Toggle this on to prevent server from closing your websocket communication after inference finished.
The token you get from Emotech, It's used to validate who you are.
We use uv to manage our environment. It's best if you can follow these commands:
# Install uv
curl -LsSf https://astral.sh/uv/install.sh | sh
# Create virtual environment with python 3.11 and activate it
uv venv --python=3.11 && source .venv/bin/activate
# Install all dependencies
uv sync
# If you want to add more dependencies, please do
uv add <DEPENDENCY_NAME> && uv lock
# OPTIONAL, if you prefer to use requirements.txt and pip rather than uv , then
uv pip compile pyproject.toml -o requirements.txt
pip3 install -r requirements.txt
pyaudio
might failed with a single pip
command as it relies on other libraries. Here is a detailed instruction on fixing it:
On MacOS:
# Install brew, skip if you have it already.
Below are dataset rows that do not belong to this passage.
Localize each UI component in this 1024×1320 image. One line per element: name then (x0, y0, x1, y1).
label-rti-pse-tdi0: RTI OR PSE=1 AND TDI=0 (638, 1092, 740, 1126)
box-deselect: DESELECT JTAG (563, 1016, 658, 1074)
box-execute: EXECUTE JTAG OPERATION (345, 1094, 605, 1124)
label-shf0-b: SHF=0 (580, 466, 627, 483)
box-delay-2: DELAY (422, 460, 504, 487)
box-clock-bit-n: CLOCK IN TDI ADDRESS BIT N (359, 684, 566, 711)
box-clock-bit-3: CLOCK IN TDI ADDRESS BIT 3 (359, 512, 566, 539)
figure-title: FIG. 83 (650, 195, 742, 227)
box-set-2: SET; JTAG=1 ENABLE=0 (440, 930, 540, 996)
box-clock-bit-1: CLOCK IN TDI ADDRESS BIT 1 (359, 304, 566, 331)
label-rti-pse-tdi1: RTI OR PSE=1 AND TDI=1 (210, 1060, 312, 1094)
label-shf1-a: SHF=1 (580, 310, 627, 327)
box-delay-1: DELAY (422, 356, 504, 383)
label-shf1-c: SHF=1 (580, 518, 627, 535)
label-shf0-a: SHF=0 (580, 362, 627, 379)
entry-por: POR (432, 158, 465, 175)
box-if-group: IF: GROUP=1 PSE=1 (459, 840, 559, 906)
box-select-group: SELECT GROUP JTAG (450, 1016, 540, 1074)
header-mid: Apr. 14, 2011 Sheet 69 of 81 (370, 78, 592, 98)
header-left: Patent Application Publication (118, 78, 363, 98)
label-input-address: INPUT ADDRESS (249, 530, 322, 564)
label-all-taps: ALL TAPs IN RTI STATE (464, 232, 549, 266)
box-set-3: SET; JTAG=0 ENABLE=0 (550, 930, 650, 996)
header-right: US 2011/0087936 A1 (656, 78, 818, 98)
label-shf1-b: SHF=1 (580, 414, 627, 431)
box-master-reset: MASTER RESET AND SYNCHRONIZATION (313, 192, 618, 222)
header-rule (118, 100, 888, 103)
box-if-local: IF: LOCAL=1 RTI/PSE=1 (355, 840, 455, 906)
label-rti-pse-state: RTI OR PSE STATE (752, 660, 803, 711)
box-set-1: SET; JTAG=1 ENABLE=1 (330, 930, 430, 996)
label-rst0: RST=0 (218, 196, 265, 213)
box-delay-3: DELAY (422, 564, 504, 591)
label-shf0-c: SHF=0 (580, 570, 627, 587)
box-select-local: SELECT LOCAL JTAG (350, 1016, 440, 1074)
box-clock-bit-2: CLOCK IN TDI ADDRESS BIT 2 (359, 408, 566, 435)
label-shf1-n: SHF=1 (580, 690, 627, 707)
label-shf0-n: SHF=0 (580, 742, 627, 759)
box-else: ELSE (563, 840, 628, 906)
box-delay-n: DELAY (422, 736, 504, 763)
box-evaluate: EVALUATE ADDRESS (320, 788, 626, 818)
mkdir homebrew && curl -L https://github.com/Homebrew/brew/tarball/master | tar xz --strip 1 -C homebrew
brew install portaudio ffmpeg
pip3 install pyaudio
On Linux:
sudo apt-get install libasound-dev portaudio19-dev libportaudio2 libportaudiocpp0
sudo apt-get install ffmpeg libav-tools
pip3 install pyaudio
On Windows:
pip install pipwin
pipwin install pyaudio
python3 streaming_client.py --auth-token=<YOUR_TOKEN>
This will capture audio from your microphone until the server finds a whole sentence. After that, server will close the connection.
python3 streaming_client.py --auth-token=<YOUR_TOKEN> --keep_connection
This will capture audio from your microphone FOREVER until you terminate it with Ctrl+C
.
You can run python3 non_streaming_client.py --help
to see the available command line arguments. Some of them have default options.
usage: non_streaming_client.py [-h] --auth-token AUTH_TOKEN --file FILE [--language LANGUAGE] [--version]
optional arguments:
-h, --help show this help message and exit
--auth-token AUTH_TOKEN
Authorization token get from Emotech LTD
--file FILE Path to the file to be assessed
--language LANGUAGE Specity the language to assess. [Default] auto
--version Get ASR server version
Example:
python3 non_streaming_client.py --file=<PATH/TO/FILE> --auth-token=<YOUR_TOKEN> --language=en
The clients are tested in MacOS, Ubuntu, Windows.
The clients are tested in Python 3.9, Python 3.11.